Consider a simple example from the traditional cpu-centric configuration: A partitionable slot is configured with 8 cpus, and SlotWeight
is just its default Cpus
. Using this model, the allocation policy is: ‘each match must use >= 1 cpu”, and that other resource requests are assumed to be not limiting. The maximum number of matches is 8 jobs, each requesting 1 cpu. However, a job might also request 2 cpus. In this case, note that the cost of the match is 2, since the remaining slot has 6 slots, and so W(S’) now evaluates to 6. So, the cost of the match is how many fewer possible jobs the original slot can support after the match takes its requested resources.
This approach can be applied equally well to a memory-centric strategy, or a disk centric strategy, or a gpu-based strategy, or any combination simultaneously. All weights evaluate to a value with unit ‘jobs’. All match costs are differences between weights (before and after match), and so their values are also in units of ‘jobs’. Therefore, the semantics of the sum of weights over a pool is always well defined: it is a number of jobs, and spefically a measure of the maximum number of jobs that might match against all the slots in the pool. When a match acquires resources that reduce this maximum by more than 1 job, that is not in any way inconsistent. It means the job used resources that might have supported two or more ‘smaller’ jobs. This means that accounting group quotas (and submitter shares) also have a well defined unit and semantic, which is ‘how many (or what fraction of) the maximum possible jobs is this group guaranteed by my accounting policy’
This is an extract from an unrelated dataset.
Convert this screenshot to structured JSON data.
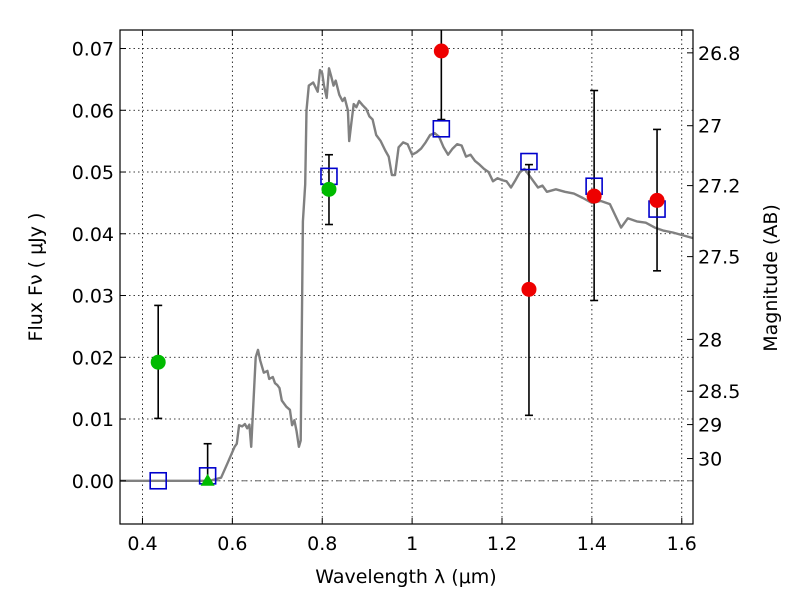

One implication of this proposed semantic for quotas and weights is that the measure for the maximum number of jobs that may match against any given slot must be some finite number. It implies that all resource dimensions are quantized in some way by the allocation policy. This scheme would not support a real-valued resource dimension that had no minimum quantization. I do not think that this is a very heavy-weight requirement, and in fact we have already been moving in that direction with features such as MODIFY_REQUEST_EXPRS_xxx.
When a slot’s resource allocation policy is defined over all its resources, what bounds this measure of maximum possible matches? In a case where each job match must use at least one non-zero quantum of each resource dimension, then the limit is the resource with the mimimum quantized levels. In a case where jobs may request a zero amount of resources, then the limit is the resource with the maximum quantized levels. (note, it is required that each match use at least one quantum of at least one resource, otherwise the maximum is not properly bounded).